Books: The Hills Are Alive
GANGSTERS AND GOODFELLAS, by Henry Hill with Gus Russo
ON THE RUN: A MAFIA CHILDHOOD, by Gregg and Gina Hill
Henry’s life was the basis of Nick Pileggi’s WISEGUY, which in turn became GOODFELLAS. Gregg and Gina are his children.
You want a schizophrenic reading experience? Try plowing through these books back to back like I did. Each one tells the same story, first recapping Henry’s days as a New York gangster, then delving into the family’s experiences in Witness Protection in places like Omaha and suburban Seattle. (At one point, Henry set up a carriage ride for tourists in Cincinnati. He went on TV to promote it – even though Jimmy ‘The Gent’ Burke was still trying to have him killed.)
The facts in the books never quite match up. For instance, the Hills’ first new surname, depending on whom you ask, was either Haines or Haymes. Henry’s an affable rogue in his book, always trying to put one over on the feds. But let the kids tell the same story and he comes off as monstrous. Consorting with lowlifes, hooked on booze and drugs, forever taking stupid risks that put his entire family in harm’s way. My neck still hurts from the whiplash.
ON THE RUN is the better book, told in alternating sections by the two Hill children. Gregg in particular is very candid about the emotional problems his father’s lifestyle created. But Henry’s book is much more fun to read.
Although neither holds a candle to WISEGUY. Sometimes Henry would call Pileggi to work on the book and get his wife Nora Ephron.
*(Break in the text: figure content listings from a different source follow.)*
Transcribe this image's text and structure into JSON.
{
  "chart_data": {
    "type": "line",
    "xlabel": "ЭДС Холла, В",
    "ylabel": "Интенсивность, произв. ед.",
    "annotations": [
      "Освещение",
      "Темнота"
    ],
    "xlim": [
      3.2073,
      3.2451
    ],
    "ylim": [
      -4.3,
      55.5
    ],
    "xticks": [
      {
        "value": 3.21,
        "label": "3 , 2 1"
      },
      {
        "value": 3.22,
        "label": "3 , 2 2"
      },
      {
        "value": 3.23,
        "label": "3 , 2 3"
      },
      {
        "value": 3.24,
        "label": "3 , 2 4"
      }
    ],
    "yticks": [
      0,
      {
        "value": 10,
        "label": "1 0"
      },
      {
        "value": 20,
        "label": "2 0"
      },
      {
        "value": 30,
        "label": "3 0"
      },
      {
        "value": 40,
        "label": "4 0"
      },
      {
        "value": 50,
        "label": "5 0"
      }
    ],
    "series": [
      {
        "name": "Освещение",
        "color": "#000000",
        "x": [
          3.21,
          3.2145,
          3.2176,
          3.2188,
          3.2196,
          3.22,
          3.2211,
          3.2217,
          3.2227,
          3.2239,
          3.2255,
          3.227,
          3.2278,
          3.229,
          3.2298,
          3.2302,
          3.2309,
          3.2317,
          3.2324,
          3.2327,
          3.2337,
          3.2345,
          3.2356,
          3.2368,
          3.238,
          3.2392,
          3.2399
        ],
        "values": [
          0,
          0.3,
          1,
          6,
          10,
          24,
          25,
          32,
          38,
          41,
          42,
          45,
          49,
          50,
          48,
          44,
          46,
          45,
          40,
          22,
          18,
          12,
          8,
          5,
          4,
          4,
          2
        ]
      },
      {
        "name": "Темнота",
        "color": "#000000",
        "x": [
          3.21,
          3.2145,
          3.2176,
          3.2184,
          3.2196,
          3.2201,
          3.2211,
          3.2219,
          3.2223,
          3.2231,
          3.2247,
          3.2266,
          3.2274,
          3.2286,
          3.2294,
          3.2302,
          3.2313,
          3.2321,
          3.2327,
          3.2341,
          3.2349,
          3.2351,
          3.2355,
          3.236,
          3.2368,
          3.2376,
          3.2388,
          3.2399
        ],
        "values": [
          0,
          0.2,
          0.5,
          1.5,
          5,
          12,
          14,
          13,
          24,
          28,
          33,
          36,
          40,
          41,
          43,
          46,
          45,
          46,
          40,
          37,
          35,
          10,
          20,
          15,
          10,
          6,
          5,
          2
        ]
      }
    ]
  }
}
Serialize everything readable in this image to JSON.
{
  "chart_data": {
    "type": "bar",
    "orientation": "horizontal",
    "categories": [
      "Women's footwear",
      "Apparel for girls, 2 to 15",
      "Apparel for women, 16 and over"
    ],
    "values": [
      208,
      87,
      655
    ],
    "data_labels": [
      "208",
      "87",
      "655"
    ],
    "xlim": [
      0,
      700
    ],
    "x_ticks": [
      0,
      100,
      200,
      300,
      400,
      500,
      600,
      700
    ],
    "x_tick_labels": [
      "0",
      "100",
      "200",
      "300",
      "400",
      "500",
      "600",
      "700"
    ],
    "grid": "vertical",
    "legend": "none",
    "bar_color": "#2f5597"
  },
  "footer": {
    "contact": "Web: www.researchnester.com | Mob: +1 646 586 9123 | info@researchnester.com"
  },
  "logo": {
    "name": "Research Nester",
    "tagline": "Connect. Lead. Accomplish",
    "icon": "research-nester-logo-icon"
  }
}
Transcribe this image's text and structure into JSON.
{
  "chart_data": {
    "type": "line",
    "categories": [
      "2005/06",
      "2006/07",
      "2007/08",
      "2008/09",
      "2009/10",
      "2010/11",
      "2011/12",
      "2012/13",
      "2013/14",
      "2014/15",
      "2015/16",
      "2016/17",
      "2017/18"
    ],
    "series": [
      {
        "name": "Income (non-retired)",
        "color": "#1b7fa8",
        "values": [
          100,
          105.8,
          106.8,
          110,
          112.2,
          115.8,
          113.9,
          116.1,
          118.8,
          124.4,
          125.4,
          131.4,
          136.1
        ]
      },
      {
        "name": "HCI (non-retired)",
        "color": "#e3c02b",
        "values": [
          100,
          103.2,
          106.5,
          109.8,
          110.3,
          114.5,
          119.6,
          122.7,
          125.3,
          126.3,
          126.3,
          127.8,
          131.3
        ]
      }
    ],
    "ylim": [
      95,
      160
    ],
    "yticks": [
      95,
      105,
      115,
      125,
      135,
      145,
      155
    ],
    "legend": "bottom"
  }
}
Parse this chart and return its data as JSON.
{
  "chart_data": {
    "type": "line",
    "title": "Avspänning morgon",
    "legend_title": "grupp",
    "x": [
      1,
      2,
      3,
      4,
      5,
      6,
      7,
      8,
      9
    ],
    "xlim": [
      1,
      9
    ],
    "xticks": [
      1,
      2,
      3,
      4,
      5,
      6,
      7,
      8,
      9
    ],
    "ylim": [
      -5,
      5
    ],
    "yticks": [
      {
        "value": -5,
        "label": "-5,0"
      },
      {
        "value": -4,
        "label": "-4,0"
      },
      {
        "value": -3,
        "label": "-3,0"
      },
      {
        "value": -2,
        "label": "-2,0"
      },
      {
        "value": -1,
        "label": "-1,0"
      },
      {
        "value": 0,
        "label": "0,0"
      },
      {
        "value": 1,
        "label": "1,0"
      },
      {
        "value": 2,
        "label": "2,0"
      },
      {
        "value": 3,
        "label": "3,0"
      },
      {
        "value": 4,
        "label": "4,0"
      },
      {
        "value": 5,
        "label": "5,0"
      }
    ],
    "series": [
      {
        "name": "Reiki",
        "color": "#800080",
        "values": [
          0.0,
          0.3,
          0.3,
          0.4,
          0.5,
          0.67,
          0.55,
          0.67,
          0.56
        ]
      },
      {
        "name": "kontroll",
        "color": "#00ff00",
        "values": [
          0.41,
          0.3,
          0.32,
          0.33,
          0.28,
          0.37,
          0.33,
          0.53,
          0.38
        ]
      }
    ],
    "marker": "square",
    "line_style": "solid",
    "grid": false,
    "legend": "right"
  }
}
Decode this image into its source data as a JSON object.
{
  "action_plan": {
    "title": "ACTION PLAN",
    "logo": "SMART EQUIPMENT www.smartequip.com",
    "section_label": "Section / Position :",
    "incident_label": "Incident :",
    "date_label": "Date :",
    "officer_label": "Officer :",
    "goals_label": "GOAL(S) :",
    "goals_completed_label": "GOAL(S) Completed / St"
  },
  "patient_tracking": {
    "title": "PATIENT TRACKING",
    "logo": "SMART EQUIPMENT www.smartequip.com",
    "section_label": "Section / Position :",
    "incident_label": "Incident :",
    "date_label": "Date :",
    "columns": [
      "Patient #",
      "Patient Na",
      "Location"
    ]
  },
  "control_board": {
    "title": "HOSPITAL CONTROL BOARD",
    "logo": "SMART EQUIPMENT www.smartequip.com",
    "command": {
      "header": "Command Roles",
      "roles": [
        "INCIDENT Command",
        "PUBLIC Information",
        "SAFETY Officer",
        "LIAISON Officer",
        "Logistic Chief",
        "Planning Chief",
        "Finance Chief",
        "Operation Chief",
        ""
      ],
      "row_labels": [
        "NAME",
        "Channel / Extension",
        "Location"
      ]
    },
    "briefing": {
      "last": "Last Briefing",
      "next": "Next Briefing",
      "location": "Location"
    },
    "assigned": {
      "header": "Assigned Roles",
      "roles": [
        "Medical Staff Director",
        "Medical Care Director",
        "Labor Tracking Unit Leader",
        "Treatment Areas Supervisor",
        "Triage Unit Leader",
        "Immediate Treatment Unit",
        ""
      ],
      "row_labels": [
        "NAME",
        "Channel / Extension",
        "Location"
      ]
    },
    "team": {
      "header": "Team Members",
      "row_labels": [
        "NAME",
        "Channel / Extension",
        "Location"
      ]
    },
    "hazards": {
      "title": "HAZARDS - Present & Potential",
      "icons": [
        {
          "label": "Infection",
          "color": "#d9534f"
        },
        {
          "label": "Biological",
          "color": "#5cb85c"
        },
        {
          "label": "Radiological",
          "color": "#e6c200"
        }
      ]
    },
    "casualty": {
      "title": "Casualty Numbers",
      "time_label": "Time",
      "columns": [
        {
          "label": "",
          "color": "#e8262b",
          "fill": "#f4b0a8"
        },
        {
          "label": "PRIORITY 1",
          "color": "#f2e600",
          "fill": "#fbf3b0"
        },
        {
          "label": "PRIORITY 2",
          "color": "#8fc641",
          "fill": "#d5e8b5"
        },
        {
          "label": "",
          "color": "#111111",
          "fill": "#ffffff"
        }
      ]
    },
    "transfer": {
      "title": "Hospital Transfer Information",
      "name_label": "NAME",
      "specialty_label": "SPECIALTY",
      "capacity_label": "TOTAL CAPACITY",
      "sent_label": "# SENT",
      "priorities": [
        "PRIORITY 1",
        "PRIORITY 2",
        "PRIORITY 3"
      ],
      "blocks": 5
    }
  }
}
She turned their conversations into the script for MY BLUE HEAVEN, a Steve Martin comedy about a Mafia man relocated to the suburbs. Henry says more than once that if it had been anyone else’s wife, he’d have whacked her.
Magazine: The New Yorker, 11/29 issue
The phrase of the day comes from Frederick Kaufman’s piece on raw milk smugglers in New York:
“... a secret Listserv of lacto-fermentation scofflaws.”